Неофициальное культурное движение, получившее название «андеграунда» или «второй культурной реальности», начало складываться в Ленинграде еще в середине 50-х годов: тогда появились первые подпольные (преимущественно студенческие) журналы, начали переписываться запрещенные произведения, как отечественного, так и зарубежного происхождения. Несколько позже создались целые литературные общества и кружки, издававшие свои журналы, такие как «Часы», «Обводный канал», «Митин журнал», «37» и многие другие, а также литературные сборники и альманахи — «Белые ночи», «Горожане», «Лепта» и т. д.[106]. Тогда же и начинается теснейшее сотрудничество Ленгорлита с Ленинградским управлением КГБ, которое, в случае «встретившейся надобности», регулярно посылало запросы (а точнее — требования) в цензуру. Судя по сохранившимся и доступных нам документам, они имели стереотипные, лишь слегка варьирующиеся зачины:
«30 мая 1973 г.
СССР
Управление Комитета Начальнику Управления по
государственной безопасности по охране государственных по Ленинградской области Тов. Маркову Б. А.
В связи с возникшей необходимостью просим дать заключение, издавались ли официально и подлежат ли по своему содержанию общедоступному пользованию прилагаемые при сем документы.
Приложение: документы 122 наименований, всего 1818 листов.
Начальник Отдела УКГБ ЛО Фомин».
К запросу приложен список произведений (в основном самиздат-ской литературы), напечатанных на машинке.
Или (с такой же «шапкой»):
«Прошу сообщить, не подлежит ли изъятию из обращения нижеперечисленная литература. По миновании надобности всю литературу прошу возвратить.
Приложение: по тексту.
Начальник Следственного отдела УКГБ при СМ СССР по Ленинградской области Барков Л. К.»
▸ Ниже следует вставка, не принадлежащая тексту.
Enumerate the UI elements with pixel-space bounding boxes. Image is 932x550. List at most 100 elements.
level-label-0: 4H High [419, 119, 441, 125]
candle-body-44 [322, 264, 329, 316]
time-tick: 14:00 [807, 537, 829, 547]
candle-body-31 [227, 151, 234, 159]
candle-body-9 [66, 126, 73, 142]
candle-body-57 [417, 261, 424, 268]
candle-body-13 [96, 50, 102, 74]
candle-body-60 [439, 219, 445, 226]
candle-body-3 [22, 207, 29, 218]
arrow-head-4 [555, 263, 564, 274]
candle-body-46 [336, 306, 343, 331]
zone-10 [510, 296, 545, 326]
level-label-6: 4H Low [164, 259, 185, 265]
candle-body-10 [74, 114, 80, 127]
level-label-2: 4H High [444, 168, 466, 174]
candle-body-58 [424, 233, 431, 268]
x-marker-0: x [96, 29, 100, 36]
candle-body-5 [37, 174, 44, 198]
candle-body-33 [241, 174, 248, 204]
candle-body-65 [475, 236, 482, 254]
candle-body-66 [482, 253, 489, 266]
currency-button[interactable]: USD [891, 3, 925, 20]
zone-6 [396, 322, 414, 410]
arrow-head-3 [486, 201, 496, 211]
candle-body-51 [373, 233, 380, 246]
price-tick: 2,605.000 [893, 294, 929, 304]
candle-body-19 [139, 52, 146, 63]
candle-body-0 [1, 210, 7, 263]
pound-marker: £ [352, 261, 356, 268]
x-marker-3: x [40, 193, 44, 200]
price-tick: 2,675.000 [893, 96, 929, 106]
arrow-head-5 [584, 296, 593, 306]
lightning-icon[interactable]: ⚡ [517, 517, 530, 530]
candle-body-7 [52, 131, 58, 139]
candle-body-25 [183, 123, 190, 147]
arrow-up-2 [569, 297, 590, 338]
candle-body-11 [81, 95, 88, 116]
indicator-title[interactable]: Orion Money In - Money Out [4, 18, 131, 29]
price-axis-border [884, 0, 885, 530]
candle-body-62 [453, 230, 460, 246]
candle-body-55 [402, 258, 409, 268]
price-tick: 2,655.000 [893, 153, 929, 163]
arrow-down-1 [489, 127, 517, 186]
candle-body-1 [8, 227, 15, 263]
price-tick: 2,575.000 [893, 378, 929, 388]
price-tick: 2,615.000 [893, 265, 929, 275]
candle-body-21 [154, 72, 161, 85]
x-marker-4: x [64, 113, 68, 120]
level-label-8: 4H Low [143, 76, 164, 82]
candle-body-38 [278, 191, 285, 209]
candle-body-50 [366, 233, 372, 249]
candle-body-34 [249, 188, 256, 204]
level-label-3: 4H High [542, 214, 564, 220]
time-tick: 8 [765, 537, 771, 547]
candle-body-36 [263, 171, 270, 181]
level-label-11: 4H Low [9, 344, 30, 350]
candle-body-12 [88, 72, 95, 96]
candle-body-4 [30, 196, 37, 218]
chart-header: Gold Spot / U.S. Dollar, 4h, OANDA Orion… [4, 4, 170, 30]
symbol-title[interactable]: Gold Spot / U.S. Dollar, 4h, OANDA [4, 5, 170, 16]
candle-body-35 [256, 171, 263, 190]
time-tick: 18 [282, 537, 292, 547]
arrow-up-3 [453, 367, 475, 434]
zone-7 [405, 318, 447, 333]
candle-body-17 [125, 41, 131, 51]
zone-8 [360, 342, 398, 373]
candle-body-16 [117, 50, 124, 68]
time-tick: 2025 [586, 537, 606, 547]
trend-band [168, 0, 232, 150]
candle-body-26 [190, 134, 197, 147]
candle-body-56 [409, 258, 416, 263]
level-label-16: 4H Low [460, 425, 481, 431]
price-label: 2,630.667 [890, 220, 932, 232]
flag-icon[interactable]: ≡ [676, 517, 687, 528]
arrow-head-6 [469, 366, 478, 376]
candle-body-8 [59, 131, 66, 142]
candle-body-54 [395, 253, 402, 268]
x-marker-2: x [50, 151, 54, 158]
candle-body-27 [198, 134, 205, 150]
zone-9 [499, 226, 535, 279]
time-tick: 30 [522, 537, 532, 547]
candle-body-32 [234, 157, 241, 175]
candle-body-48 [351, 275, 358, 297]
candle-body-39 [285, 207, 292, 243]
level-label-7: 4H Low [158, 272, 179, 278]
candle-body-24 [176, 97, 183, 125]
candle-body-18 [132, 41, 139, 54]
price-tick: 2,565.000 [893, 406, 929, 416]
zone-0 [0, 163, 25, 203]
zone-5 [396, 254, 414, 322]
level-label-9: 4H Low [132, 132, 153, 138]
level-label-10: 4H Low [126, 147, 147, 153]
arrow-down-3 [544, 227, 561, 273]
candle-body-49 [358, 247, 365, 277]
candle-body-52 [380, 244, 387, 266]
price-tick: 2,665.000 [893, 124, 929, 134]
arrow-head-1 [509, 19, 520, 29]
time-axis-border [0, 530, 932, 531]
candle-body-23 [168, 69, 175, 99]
Списки таких изданий регулярно посылались в Горлит «на экспертизу», с целью доказать «антисоветский» и «клеветнический» характер изъятых произведений. Тот, естественно, «идя навстречу пожеланиям» наших «славных органов», по старинному российскому принципу — «Чего изволите?» — неизменно подтверждал их подозрения: «там» ведь зря не спросят… Обычно он отвечал в таком духе: «…перечисленные книги в своем большинстве представляют собой подстрекательское антисоветское чтиво, проникнутое духом ненависти, злобы и бессильной ярости к нашей стране». Подобная переписка возникала в связи с очередным готовившимся КГБ диссидентским процессом, но каким именно, установить очень сложно: за исключением одного случая, в запросах КГБ не указано не только имени «подозреваемого», но даже номера дела, по которому он проходил. Заметим, что наследники бывшего КГБ до сих пор скрывают свои тайны и не допускают исследователей к архивам, если не считать особо доверенных лиц, к каковым автор себя не относит. Состав книг в этих списках, впрочем, ясно свидетельствует об особой направленности намеченных процессов. Вполне понятно, что результаты такой экспертизы фигурировали на следствии, а затем и на суде над диссидентами, отказниками и другими инакомыслящими, и служили «отягчающим» (а порою и единственным) «составом преступления» при вынесении приговора. Назовем лишь наиболее известные процессы, хронологически соотносящиеся с экспертными заключениями Ленгорлита: В 70-е годы — М. Р. Хейфеца, В. Р. Марамзина, в начале 80-х — В. Э. Долинина, Р. Б. Евдокимова, К. М. Азадовского. Главным образом за чтение и распространение «антисоветской литературы» в 1983 г. осуждена была М. М. Климова (по 1 части 70 ст. УК РСФСР). Ей инкриминировалось распространение повести Ю. Даниэля «Говорит Москва», «содержащей клевету на советский государственный и общественный строй и, в частности, ложное утверждение о том, что “свобода умерщвления людей в СССР в масштабах всей страны” якобы “лежит в самой сути учения о социализме”»[107].
Отвечая на первый из указанных выше запросов КГБ от 30 мая 1973 г., начальник Управления Б. Марков сообщал, что «…перечисленные в Вашем письме материалы в СССР не издавались, за исключением стихотворения Б. Окуджавы “Размышления возле дома, где жил Тициан Табидзе”». «По содержанию представленные на заключение материалы» он разделил на пять групп, в которых перечисляются десятки документов, дающих весьма отчетливое представление о репертуаре самиздатской литературы, распространявшейся в Ленинграде[108].